The book says it is a consequence of the Gauss-Codazzi equation $$\tilde{R}(x,y,u,\nu) = \nabla_xl(y,u) - \nabla_yl(x,u).$$ I tried playing around with this equation, taking traces hoping to find a Bianchi identity, but didn't have any success. Can anyone help me out?

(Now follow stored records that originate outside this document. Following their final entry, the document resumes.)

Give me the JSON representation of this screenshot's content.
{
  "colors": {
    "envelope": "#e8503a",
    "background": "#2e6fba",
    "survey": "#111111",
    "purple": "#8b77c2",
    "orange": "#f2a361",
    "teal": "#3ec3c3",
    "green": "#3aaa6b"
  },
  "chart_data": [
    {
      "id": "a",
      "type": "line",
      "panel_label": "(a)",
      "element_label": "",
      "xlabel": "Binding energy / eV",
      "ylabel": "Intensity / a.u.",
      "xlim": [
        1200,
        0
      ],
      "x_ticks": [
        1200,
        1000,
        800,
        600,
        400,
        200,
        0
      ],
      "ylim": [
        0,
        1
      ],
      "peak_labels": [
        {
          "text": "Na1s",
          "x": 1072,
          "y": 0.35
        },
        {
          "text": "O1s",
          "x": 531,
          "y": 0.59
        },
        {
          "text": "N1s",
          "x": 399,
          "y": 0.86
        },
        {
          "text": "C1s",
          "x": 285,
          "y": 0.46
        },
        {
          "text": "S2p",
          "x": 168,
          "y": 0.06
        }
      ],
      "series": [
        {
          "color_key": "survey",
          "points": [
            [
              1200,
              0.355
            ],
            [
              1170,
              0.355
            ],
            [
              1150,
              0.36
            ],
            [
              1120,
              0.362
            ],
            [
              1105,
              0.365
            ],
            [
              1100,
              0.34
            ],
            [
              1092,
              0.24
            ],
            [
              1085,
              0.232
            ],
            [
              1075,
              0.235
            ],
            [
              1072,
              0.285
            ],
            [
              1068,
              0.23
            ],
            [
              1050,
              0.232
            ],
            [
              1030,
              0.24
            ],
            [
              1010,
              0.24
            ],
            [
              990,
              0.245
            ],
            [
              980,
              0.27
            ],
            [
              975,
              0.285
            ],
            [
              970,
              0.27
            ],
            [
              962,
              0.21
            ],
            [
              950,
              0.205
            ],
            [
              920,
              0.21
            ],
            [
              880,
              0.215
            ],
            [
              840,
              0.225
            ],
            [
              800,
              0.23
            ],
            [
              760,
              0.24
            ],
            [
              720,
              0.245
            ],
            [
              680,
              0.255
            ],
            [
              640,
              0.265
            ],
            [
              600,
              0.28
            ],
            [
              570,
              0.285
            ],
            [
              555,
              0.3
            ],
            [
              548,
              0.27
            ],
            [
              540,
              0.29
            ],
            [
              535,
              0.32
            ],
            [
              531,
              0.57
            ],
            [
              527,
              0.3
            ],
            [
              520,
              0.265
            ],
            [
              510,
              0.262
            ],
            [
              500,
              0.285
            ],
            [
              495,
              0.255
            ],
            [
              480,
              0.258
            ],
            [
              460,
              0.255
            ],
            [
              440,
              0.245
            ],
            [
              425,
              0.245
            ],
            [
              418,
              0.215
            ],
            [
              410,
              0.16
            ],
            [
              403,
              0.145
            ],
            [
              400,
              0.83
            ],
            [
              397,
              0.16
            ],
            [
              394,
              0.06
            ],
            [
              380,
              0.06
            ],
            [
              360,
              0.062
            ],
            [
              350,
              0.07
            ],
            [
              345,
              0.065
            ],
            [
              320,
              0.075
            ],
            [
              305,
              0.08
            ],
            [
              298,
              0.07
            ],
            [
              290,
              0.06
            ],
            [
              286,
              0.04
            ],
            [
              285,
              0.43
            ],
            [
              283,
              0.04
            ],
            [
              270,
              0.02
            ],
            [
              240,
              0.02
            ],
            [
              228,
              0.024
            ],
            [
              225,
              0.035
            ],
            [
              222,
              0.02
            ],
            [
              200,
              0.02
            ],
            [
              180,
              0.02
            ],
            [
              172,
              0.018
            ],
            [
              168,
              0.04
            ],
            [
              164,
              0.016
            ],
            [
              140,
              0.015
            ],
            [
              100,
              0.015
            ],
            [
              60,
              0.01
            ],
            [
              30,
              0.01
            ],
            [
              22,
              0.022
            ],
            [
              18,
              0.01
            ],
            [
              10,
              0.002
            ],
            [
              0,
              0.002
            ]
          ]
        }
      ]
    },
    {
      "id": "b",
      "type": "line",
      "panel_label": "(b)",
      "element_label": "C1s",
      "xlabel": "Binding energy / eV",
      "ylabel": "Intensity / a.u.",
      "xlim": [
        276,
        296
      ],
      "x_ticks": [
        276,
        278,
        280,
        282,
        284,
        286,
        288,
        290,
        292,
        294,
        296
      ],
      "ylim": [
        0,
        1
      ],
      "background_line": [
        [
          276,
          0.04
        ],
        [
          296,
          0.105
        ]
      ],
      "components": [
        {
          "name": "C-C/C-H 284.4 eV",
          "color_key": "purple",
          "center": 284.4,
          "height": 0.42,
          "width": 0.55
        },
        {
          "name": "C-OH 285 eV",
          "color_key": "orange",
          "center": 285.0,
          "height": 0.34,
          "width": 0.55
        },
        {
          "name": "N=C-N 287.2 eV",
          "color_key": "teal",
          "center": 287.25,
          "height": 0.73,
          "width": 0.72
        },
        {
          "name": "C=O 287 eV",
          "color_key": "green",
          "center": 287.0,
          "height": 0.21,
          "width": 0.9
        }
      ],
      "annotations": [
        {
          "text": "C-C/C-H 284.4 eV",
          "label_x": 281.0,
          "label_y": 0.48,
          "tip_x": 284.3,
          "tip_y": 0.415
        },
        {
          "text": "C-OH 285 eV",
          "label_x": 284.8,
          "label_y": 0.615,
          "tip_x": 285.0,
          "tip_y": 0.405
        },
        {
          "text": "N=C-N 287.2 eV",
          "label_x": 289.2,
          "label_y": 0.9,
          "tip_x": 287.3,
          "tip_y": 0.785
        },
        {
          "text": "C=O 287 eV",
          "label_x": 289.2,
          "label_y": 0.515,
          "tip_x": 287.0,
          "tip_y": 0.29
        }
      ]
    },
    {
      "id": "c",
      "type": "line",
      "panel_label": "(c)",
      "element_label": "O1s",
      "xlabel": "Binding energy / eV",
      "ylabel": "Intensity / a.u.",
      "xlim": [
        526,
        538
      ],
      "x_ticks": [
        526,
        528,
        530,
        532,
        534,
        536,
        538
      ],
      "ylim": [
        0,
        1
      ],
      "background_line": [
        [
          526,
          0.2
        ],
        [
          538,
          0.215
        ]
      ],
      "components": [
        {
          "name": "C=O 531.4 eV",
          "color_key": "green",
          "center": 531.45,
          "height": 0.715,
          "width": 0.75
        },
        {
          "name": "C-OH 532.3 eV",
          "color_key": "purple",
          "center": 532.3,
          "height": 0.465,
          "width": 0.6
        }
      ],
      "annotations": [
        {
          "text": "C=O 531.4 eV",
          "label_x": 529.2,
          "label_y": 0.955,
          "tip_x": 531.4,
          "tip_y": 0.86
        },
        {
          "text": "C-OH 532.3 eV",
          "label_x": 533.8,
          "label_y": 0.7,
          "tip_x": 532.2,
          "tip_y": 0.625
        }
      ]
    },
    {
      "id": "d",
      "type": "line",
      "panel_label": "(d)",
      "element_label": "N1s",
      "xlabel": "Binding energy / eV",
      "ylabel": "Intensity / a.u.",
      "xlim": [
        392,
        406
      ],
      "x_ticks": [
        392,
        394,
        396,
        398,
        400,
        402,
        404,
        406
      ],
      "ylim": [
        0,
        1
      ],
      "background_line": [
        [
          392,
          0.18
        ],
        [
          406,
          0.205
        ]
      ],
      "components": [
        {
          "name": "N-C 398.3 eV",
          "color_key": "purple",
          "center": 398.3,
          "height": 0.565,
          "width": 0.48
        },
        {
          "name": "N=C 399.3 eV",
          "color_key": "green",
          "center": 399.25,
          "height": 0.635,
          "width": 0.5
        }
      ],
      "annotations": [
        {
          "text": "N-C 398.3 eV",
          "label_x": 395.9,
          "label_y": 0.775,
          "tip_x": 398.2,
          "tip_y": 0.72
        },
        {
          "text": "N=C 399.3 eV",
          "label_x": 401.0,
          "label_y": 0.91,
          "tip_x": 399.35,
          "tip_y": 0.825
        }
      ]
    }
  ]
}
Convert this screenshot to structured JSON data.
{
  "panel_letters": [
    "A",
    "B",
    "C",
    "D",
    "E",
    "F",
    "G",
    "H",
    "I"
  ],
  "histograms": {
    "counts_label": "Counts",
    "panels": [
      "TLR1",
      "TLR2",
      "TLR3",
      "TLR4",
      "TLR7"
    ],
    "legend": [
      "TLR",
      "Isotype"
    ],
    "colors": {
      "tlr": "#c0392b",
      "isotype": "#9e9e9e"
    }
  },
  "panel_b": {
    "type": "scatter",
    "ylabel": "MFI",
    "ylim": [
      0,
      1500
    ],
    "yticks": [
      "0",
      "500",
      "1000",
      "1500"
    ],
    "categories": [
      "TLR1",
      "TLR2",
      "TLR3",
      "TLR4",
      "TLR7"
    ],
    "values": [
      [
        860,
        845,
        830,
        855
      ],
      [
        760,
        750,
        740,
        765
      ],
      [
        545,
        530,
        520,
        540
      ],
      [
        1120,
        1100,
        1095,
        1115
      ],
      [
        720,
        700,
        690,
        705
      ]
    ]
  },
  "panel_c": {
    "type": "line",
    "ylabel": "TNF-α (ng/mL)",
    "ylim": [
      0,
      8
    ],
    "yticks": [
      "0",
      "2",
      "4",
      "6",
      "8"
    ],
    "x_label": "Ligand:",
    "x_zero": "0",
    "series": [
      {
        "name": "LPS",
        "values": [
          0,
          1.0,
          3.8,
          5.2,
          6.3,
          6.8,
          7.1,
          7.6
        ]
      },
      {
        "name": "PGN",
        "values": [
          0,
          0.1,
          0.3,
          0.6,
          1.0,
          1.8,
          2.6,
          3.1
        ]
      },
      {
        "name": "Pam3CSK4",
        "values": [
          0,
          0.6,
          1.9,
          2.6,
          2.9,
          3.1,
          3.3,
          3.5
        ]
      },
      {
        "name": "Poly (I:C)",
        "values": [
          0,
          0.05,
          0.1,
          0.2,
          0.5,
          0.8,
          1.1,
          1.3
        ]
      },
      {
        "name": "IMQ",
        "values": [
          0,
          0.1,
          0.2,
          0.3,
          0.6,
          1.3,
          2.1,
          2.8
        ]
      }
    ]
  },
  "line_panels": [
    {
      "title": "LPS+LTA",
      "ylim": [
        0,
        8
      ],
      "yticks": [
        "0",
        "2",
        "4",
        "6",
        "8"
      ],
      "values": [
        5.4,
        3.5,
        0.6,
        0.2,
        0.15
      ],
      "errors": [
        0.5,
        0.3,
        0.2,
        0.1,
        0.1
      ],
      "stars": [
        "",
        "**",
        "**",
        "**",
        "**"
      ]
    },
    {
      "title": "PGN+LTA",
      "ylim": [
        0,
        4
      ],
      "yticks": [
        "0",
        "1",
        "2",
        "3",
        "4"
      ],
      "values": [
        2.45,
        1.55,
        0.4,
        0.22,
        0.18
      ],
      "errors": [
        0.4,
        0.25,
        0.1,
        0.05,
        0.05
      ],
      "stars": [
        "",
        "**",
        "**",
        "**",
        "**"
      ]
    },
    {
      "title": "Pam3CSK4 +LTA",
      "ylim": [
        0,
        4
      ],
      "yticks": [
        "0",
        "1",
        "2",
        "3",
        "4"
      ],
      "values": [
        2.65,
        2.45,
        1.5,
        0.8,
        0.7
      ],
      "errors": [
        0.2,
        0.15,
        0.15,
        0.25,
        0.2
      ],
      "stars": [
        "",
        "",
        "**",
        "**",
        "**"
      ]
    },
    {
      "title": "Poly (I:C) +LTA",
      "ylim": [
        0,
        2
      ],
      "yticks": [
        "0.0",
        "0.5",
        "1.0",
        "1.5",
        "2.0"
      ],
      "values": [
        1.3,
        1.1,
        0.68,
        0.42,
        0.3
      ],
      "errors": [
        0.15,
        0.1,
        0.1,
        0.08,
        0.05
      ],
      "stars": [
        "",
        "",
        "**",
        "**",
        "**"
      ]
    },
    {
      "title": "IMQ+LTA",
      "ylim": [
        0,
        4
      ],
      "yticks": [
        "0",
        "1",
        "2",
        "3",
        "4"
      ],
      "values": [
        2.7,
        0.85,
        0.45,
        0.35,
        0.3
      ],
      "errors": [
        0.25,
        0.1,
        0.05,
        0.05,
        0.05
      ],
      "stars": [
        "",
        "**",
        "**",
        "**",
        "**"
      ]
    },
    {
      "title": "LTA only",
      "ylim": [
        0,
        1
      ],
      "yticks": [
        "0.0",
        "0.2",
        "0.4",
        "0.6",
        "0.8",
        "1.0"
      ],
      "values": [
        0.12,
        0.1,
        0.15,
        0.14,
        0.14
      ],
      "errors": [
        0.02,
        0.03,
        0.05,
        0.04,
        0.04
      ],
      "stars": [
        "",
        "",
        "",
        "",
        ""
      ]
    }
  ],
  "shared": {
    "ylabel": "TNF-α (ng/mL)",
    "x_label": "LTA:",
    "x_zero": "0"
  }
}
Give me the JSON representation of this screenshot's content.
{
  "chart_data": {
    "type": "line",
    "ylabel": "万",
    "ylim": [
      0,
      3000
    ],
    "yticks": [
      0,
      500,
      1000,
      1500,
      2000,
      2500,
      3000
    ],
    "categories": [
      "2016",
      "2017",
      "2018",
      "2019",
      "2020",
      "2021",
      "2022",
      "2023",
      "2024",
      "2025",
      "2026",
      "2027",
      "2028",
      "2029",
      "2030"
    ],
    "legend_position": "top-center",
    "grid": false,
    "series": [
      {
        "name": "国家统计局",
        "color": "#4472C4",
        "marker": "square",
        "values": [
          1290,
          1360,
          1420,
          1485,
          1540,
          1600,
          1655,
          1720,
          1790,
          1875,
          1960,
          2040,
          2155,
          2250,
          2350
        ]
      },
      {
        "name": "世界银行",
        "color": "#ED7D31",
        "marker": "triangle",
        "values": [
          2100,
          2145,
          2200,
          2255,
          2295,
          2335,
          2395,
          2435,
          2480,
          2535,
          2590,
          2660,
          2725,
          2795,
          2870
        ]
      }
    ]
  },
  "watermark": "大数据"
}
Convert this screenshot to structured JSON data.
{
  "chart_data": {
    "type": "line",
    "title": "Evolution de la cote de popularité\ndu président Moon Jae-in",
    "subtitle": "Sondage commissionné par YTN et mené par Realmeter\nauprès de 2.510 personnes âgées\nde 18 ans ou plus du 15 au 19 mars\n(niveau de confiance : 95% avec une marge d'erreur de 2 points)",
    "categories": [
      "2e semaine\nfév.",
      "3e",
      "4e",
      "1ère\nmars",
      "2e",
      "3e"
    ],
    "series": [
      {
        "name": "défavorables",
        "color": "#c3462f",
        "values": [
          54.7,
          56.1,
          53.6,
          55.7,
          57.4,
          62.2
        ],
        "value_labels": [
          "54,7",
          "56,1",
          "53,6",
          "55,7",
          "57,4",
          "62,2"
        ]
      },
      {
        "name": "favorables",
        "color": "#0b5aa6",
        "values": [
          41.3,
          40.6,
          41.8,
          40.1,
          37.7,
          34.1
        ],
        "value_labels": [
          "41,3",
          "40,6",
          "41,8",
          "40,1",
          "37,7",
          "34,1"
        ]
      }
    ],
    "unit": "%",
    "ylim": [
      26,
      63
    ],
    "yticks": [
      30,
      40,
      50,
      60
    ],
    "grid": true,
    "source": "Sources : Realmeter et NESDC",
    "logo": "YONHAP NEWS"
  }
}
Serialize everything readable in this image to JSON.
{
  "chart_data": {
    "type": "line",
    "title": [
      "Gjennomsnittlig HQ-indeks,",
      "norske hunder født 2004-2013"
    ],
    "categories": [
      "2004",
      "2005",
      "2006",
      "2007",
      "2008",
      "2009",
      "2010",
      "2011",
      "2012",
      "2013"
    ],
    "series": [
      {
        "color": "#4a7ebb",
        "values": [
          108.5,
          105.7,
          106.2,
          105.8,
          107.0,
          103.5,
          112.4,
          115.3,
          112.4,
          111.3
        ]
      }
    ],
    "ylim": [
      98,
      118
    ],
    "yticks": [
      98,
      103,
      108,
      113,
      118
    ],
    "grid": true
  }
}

(1) If $\widetilde{M}={\bf R}^{n+1}$, then from Codazzi, we have $$ x(f) g(y,z) - y(f) g(x,z) =0$$
If $y=z\perp x$, then $x(f)=0$ That is $f$ is constant
(2) If $\widetilde{M}$ is general, then we have an counter example : $\widetilde{M}=({\bf R}^2\times {\bf R}, G:=F(x_3)^2g_1(x_1,x_2)+ g_2(x_3)),\ M={\bf R}^2$ Here $g_i$ are canonical metric on each factor
If $E_i$ is coordinate vector field, then $\nu :=E_3 $ are orthonormal And $$ \Gamma_{13}^1 = \frac{1}{2} G^{11} \{ G_{11,3} + G_{13,1} - G_{13,1} \} = \frac{F_3 }{F} = \Gamma_{23}^2 $$ $$ \Gamma_{13}^2 = \frac{1}{2} G^{22} \{ G_{12,3} + G_{23,1} - G_{13,2}\} =0 $$ So $$ l(E_1,E_1)=(\nabla_1 E_3, E_1)=F^2\Gamma_{13}^1 =FF_3= l (E_2,E_2) $$ And $$ l (E_1,E_2)=(\nabla_1 E_3,E_2)= F^2\Gamma_{13}^2 = 0 $$ Hence $$ f:=\frac{F_3}{F} $$